Don't get me wrong. It's staged. It's really, REALLY staged. It's almost an overdose of staged. So tightly staged that the delegates don't know where to cheer.

And the hyperbole is overwhelming. The faux reporters on the floor and "in the field" are the definition of hype - all of whom are shrieking with enthusiasm and awe at the overflow of love they're witnessing.

I could easily knock the entertainment (it was nice of Darryl Worley to get dressed for this distinguished event with his three-day beard and clean t-shirt - and his band who almost looked they were called in last minute). But they're the artists of the right, and they're singing to the base.

The fact is, there are people who believe all this, just as we believed in our convention. So I'm not adverse to letting them have their party.

Trouble is, it looks like anything BUT a party. At the DNC, we saw real emotion. Real energy. Real enthusiasm. Here, we see a lot of looking around. A lot of milling about. A lot of bumping into each other. Only the uniformed Texas delegation (all in their denim shirts and white cowboy hats) are showing any outward emotion. CSPAN seems to be fixed on them, since the rest of MSG seems kind of...there. When Lindsey Graham shouted, "Are ya ready to WIN?" the crowd almost replied with a resounding "I guess."

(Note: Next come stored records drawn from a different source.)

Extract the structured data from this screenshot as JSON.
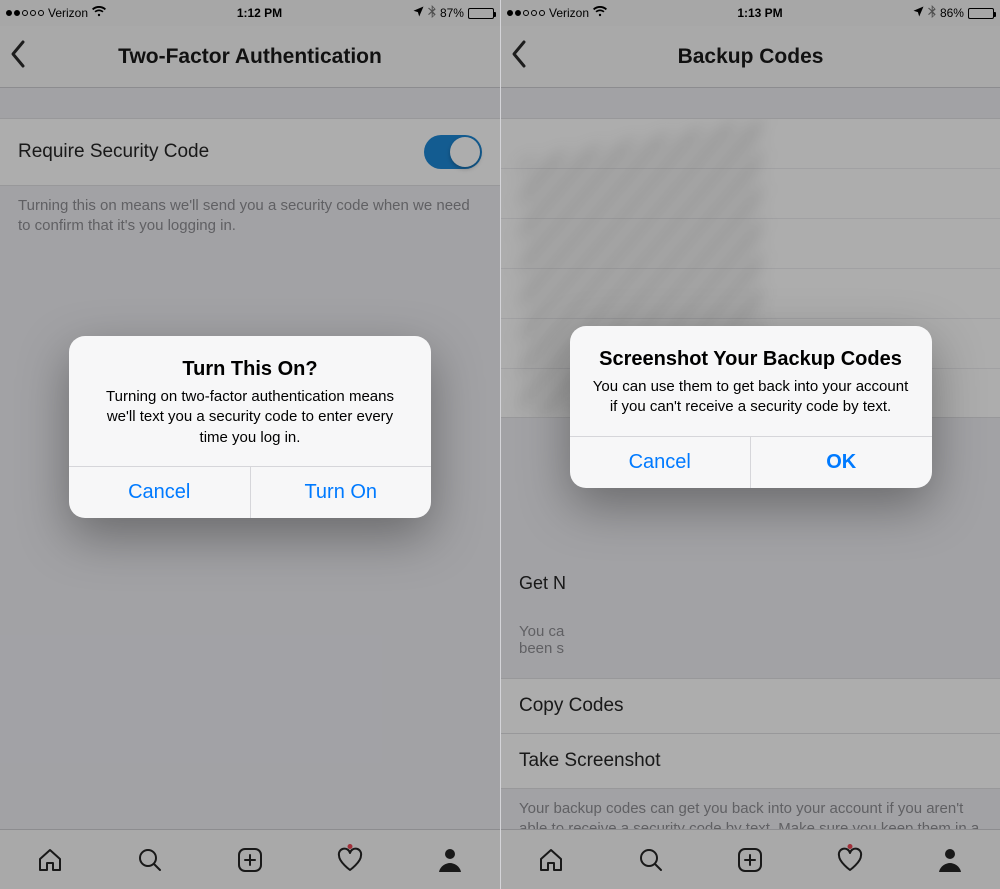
{
  "left": {
    "statusbar": {
      "carrier": "Verizon",
      "time": "1:12 PM",
      "battery_pct": "87%"
    },
    "nav_title": "Two-Factor Authentication",
    "setting_label": "Require Security Code",
    "setting_caption": "Turning this on means we'll send you a security code when we need to confirm that it's you logging in.",
    "alert": {
      "title": "Turn This On?",
      "message": "Turning on two-factor authentication means we'll text you a security code to enter every time you log in.",
      "cancel": "Cancel",
      "confirm": "Turn On"
    }
  },
  "right": {
    "statusbar": {
      "carrier": "Verizon",
      "time": "1:13 PM",
      "battery_pct": "86%"
    },
    "nav_title": "Backup Codes",
    "get_new_label": "Get N",
    "get_new_caption_visible": "You ca\nbeen s",
    "copy_label": "Copy Codes",
    "screenshot_label": "Take Screenshot",
    "footer_caption": "Your backup codes can get you back into your account if you aren't able to receive a security code by text. Make sure you keep them in a safe place.",
    "alert": {
      "title": "Screenshot Your Backup Codes",
      "message": "You can use them to get back into your account if you can't receive a security code by text.",
      "cancel": "Cancel",
      "confirm": "OK"
    }
  },
  "tabs": [
    "home",
    "search",
    "create",
    "activity",
    "profile"
  ]
}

The delegates are so...well behaved. They're almost kinda glad to see John McCain - but despite the "RNC reporters" excitement, they're not really heaping on the love. In short, if they're depending on the crowd to "sell" this convention, they're off to a rocky start.

It might be because they've been inundated all day and night with 9/11. Being in NYC and being reminded of that day relentlessly along with the band playing "Good Times" during the downtime is a sobering combination. Early on, it looks like the Big Apple Gambit might be having a backlash.

An aside: Now Michael Moore is basking in the delegates' reaction at his mention by McCain as a "disingenuous filmmaker" - the loudest this crowd has been all damned day! Nice to use the primetime slot to put Michael Moore in the spotlight during the GOP party. Oops.

Much to McCain's credit, he's not throwing red meat at the crowd by taking any shots at Kerry. But earlier, Ron Silver turned blue in the face and still couldn't get them above a murmur.

Oh, God, they brought out Deena Burnett. If we had any question as to whether or not they'd politicize 9/11, all doubt is erased. The question from all this remains: Will all this reminding of 9/11 keep alive the fact that Bush has basically botched homeland security and went to war against the wrong bad guy?

They've done it. They've officially made 9/11 the centerpiece of this convention in the short time that I've been writing this piece. If this is all they have to fire up this crowd - and it did - the hard cold fact remains: there's a big fat festering poverty-stricken populace outside of Madison Square Garden, thanks in no small part to the money Bush and his USA Corporation threw at Iraq and the rich when they should have eradicated al Qaeda, which now continues to grow.

When the Republicans leave New York Thursday night, they're still going to have to deal with those other sobering truths.